Where these criteria are met, the following options for capital treatment apply. See Annex 2 for a summary of the options in diagram form.

4.3.1 Where a FRFI provides an eligible liquidity facility under the following conditions:

  • an independent third party provides a facility that qualifies as a significant first loss enhancement; and

  • the second or subsequent loss enhancement provided is significant,

the liquidity facility will be treated as described at the end of section 4.3.3 (see box) for any one of the following scenarios:

  • another independent third party provides the second or subsequent loss enhancement;

  • the second or subsequent loss enhancement provided is explicitly rated at least BBB;

  • the FRFI provides the second or subsequent loss enhancement that is at least 25% participated; or

  • the FRFI provides the second or subsequent loss enhancement and at least 25% of the liquidity facility is participated.

4.3.2 Where a FRFI provides an eligible liquidity facility under the following conditions:

  • an independent third party provides a facility that qualifies as a significant first loss enhancement; and

  • the second or subsequent loss enhancement provided is insignificant,

the liquidity facility will be treated as described at the end of section 4.3.3 (see box) for the following scenario:

  • another independent third party provides the second or subsequent loss enhancement and at least 25% of the liquidity facility is participated.

A liquidity facility that does not meet any of the conditions or fit within the scenarios described in sections 4.3.1 and 4.3.2 will be considered a direct credit substitute under the relevant capital adequacy rules.

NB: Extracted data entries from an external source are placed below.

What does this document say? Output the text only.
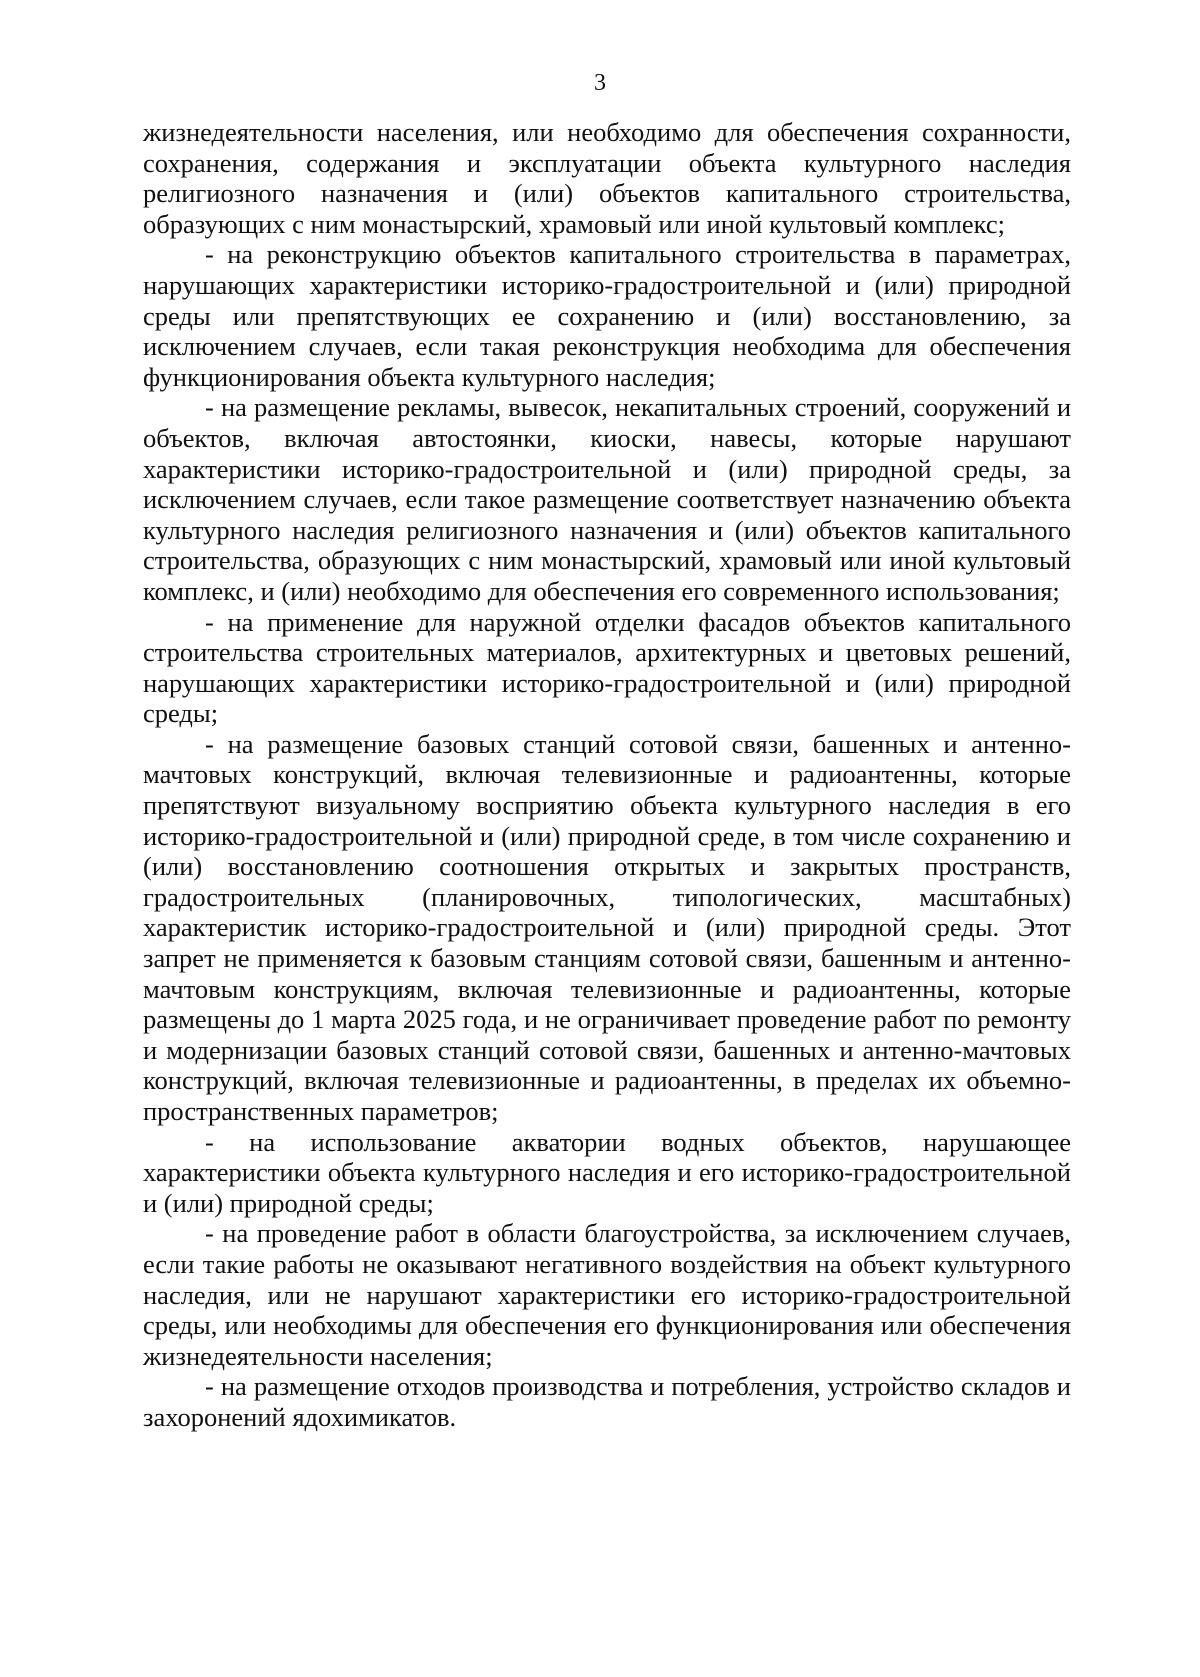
3

жизнедеятельности населения, или необходимо для обеспечения сохранности, сохранения, содержания и эксплуатации объекта культурного наследия религиозного назначения и (или) объектов капитального строительства, образующих с ним монастырский, храмовый или иной культовый комплекс;

- на реконструкцию объектов капитального строительства в параметрах, нарушающих характеристики историко-градостроительной и (или) природной среды или препятствующих ее сохранению и (или) восстановлению, за исключением случаев, если такая реконструкция необходима для обеспечения функционирования объекта культурного наследия;

- на размещение рекламы, вывесок, некапитальных строений, сооружений и объектов, включая автостоянки, киоски, навесы, которые нарушают характеристики историко-градостроительной и (или) природной среды, за исключением случаев, если такое размещение соответствует назначению объекта культурного наследия религиозного назначения и (или) объектов капитального строительства, образующих с ним монастырский, храмовый или иной культовый комплекс, и (или) необходимо для обеспечения его современного использования;

- на применение для наружной отделки фасадов объектов капитального строительства строительных материалов, архитектурных и цветовых решений, нарушающих характеристики историко-градостроительной и (или) природной среды;

- на размещение базовых станций сотовой связи, башенных и антенно-мачтовых конструкций, включая телевизионные и радиоантенны, которые препятствуют визуальному восприятию объекта культурного наследия в его историко-градостроительной и (или) природной среде, в том числе сохранению и (или) восстановлению соотношения открытых и закрытых пространств, градостроительных (планировочных, типологических, масштабных) характеристик историко-градостроительной и (или) природной среды. Этот запрет не применяется к базовым станциям сотовой связи, башенным и антенно-мачтовым конструкциям, включая телевизионные и радиоантенны, которые размещены до 1 марта 2025 года, и не ограничивает проведение работ по ремонту и модернизации базовых станций сотовой связи, башенных и антенно-мачтовых конструкций, включая телевизионные и радиоантенны, в пределах их объемно-пространственных параметров;

- на использование акватории водных объектов, нарушающее характеристики объекта культурного наследия и его историко-градостроительной и (или) природной среды;

- на проведение работ в области благоустройства, за исключением случаев, если такие работы не оказывают негативного воздействия на объект культурного наследия, или не нарушают характеристики его историко-градостроительной среды, или необходимы для обеспечения его функционирования или обеспечения жизнедеятельности населения;

- на размещение отходов производства и потребления, устройство складов и захоронений ядохимикатов.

4.3.3 Where a FRFI provides an eligible liquidity facility under the following conditions:

  • the FRFI provides a facility that qualifies as a significant first loss enhancement; and

  • the second or subsequent loss enhancement provided is significant,

the liquidity facility will be treated as described at the end of this section (see box) for any one of the following scenarios:

  • an independent third party provides the second or subsequent loss enhancement;

  • the second or subsequent loss enhancement provided is explicitly rated at least BBB; or

  • the FRFI provides the second or subsequent loss enhancement that is at least 25% participated.

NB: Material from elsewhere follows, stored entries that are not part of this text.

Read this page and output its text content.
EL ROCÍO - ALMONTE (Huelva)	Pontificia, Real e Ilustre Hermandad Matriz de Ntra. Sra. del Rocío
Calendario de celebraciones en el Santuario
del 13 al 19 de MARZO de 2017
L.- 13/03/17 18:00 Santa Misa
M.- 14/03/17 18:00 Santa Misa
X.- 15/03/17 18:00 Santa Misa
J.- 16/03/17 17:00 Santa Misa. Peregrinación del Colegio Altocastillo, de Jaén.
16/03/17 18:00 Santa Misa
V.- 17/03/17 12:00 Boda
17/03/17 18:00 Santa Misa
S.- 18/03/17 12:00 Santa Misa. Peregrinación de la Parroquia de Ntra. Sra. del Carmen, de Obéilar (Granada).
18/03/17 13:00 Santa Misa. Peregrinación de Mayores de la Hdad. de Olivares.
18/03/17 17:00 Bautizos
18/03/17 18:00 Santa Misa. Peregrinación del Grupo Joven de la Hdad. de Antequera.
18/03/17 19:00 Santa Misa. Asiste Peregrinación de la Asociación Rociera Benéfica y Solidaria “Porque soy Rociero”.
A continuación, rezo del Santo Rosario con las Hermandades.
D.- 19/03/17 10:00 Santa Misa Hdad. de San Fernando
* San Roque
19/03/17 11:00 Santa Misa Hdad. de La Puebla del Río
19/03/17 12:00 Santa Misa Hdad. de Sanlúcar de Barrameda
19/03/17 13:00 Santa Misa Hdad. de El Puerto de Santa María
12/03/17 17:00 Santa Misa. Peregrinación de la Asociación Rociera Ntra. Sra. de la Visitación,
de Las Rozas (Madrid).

An eligible liquidity facility that is in compliance with the conditions and scenarios described in sections 4.3.1, 4.3.2, and 4.3.3 is subject to the following capital treatment:

  • for a facility that is available in the event of a general market disruption, a 0% credit conversion factor (CCF) applies;

  • for a facility with an original maturity of one year or less or that is unconditionally cancellable at any time without prior notice, a 10% CCF applies; or

  • for a facility with an original maturity of more than one year, a 50% CCF applies

4.3.4 Where a FRFI provides an eligible liquidity facility under the following conditions:

  • the FRFI provides a facility that qualifies as a significant first loss enhancement;

  • the second or subsequent loss enhancement provided is insignificant; and

  • the liquidity facility is at least 25% participated,

the liquidity facility will be treated as a direct credit substitute under the relevant capital adequacy rules in any of the following scenarios:

  • an independent third party provides the second or subsequent loss enhancement;

  • the second or subsequent loss enhancement provided is explicitly rated at least BBB; or

  • the FRFI provides the second or subsequent loss enhancement that is at least 25% participated.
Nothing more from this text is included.